Questa vittoria ha cantato liricamente l’apostolo Paolo nella Lettera agli Efesini che fa da seconda lettura: “Benedetto Dio, Padre del Signore nostro Gesù Cristo, che ci ha benedetti con ogni benedizione spirituale nei cieli in Cristo” (Ef 1,3). Paolo benedice colui che sta all’origine della vittoria dei credenti: il Padre celeste, che ci ha dato vittoria in Cristo, “predestinandoci a essere suoi figli adottivi”, avendoci “scelti prima della creazione del mondo per essere santi e immacolati di fronte a lui nella carità” (Ef 1,4-5). C’è un disegno di predestinazione eterna, nel quale siamo inseriti, che parte fin da prima che il mondo fosse posto in essere: è il disegno d’amore che lega il Padre al Figlio, e in lui, a tutti coloro che sarebbero stati creati alla sua immagine e somiglianza, per essere a Lui incorporati. Vittoria della grazia di Dio su ogni possibile contrasto che l’uomo avrebbe potuto opporre a questa grazia senza limiti: vocazione universale ad essere “lode della Sua gloria” (Ef 1,12), manifestazione perfetta di questa vittoria della grazia, che ridonda a pura gloria di Dio vincitore!

Se questa vittoria ha dimensioni universali quanto all’intenzione divina, richiede però l’assenso della creatura per potersi realizzare nel concreto di una esistenza storica: se la vittoria di Dio resta ipotetica nella vita di ogni uomo, sempre capace di rifiutarsi alla grazia infinita del Signore, possiamo essere sicuri della sua efficacia almeno in una creatura, storicamente vissuta. Si tratta della beata Vergine Maria. In lei si adempie perfettamente la promessa fatta alla madre di tutti i viventi, Eva, di vedere un giorno schiacciata la testa dell’antico serpente; in lei ha trovato già compiuta realizzazione il disegno di predestinazione dell’umanità alla grazia vittoriosa di Dio, cantata da Paolo. Lei è quell’Israele di cui parlava il Salmo 97/98: “Il Signore ha fatto conoscere la sua salvezza, agli occhi delle genti ha rivelato la sua giustizia. Egli si è ricordato del suo amore, della sua fedeltà alla casa di Israele” (Sal 98,2-3).
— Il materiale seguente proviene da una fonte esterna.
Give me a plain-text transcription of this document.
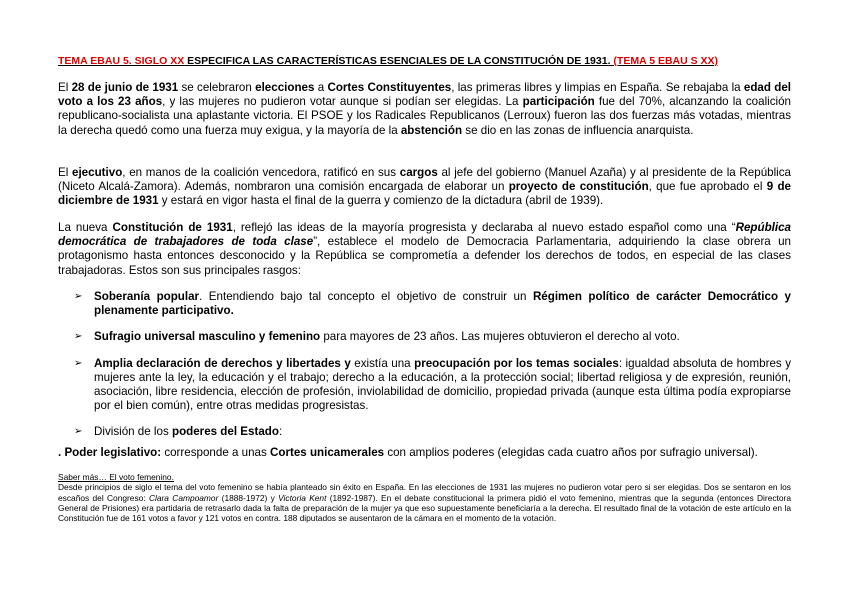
TEMA EBAU 5. SIGLO XX ESPECIFICA LAS CARACTERÍSTICAS ESENCIALES DE LA CONSTITUCIÓN DE 1931. (TEMA 5 EBAU S XX)
El 28 de junio de 1931 se celebraron elecciones a Cortes Constituyentes, las primeras libres y limpias en España. Se rebajaba la edad del voto a los 23 años, y las mujeres no pudieron votar aunque si podían ser elegidas. La participación fue del 70%, alcanzando la coalición republicano-socialista una aplastante victoria. El PSOE y los Radicales Republicanos (Lerroux) fueron las dos fuerzas más votadas, mientras la derecha quedó como una fuerza muy exigua, y la mayoría de la abstención se dio en las zonas de influencia anarquista.
El ejecutivo, en manos de la coalición vencedora, ratificó en sus cargos al jefe del gobierno (Manuel Azaña) y al presidente de la República (Niceto Alcalá-Zamora). Además, nombraron una comisión encargada de elaborar un proyecto de constitución, que fue aprobado el 9 de diciembre de 1931 y estará en vigor hasta el final de la guerra y comienzo de la dictadura (abril de 1939).
La nueva Constitución de 1931, reflejó las ideas de la mayoría progresista y declaraba al nuevo estado español como una “República democrática de trabajadores de toda clase”, establece el modelo de Democracia Parlamentaria, adquiriendo la clase obrera un protagonismo hasta entonces desconocido y la República se comprometía a defender los derechos de todos, en especial de las clases trabajadoras. Estos son sus principales rasgos:
➢ Soberanía popular. Entendiendo bajo tal concepto el objetivo de construir un Régimen político de carácter Democrático y plenamente participativo.
➢ Sufragio universal masculino y femenino para mayores de 23 años. Las mujeres obtuvieron el derecho al voto.
➢ Amplia declaración de derechos y libertades y existía una preocupación por los temas sociales: igualdad absoluta de hombres y mujeres ante la ley, la educación y el trabajo; derecho a la educación, a la protección social; libertad religiosa y de expresión, reunión, asociación, libre residencia, elección de profesión, inviolabilidad de domicilio, propiedad privada (aunque esta última podía expropiarse por el bien común), entre otras medidas progresistas.
➢ División de los poderes del Estado:
. Poder legislativo: corresponde a unas Cortes unicamerales con amplios poderes (elegidas cada cuatro años por sufragio universal).
Saber más… El voto femenino.
Desde principios de siglo el tema del voto femenino se había planteado sin éxito en España. En las elecciones de 1931 las mujeres no pudieron votar pero si ser elegidas. Dos se sentaron en los escaños del Congreso: Clara Campoamor (1888-1972) y Victoria Kent (1892-1987). En el debate constitucional la primera pidió el voto femenino, mientras que la segunda (entonces Directora General de Prisiones) era partidaria de retrasarlo dada la falta de preparación de la mujer ya que eso supuestamente beneficiaría a la derecha. El resultado final de la votación de este artículo en la Constitución fue de 161 votos a favor y 121 votos en contra. 188 diputados se ausentaron de la cámara en el momento de la votación.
Contemplando oggi la Vergine Maria vittoriosa, fin dal suo concepimento, contro ogni ombra di peccato, contempliamo allora il nostro stesso destino di vittoria. La sola differenza: ciò che in lei si è compiuto senza il suo esplicito consenso, in vista dei meriti di Cristo redentore, in vista del «Sì» che il Signore già sapeva ella avrebbe dato al suo disegno di salvezza per l’umanità, per noi si compie invece nella serie continua dei nostri «Sì» pronunciati alla volontà di Dio nel corso della nostra storia personale. Noi siamo diventati immacolati il giorno del nostro Battesimo, quando la Chiesa ci ha generati alla vita della grazia, e possiamo continuare ad esserlo ogni volta che a quella grazia fontale ci volgiamo, ripetendo, come Maria a Nazaret, il nostro “Eccomi!”: “Ecco la serva del Signore: avvenga per me secondo la tua parola” (Lc 1,38).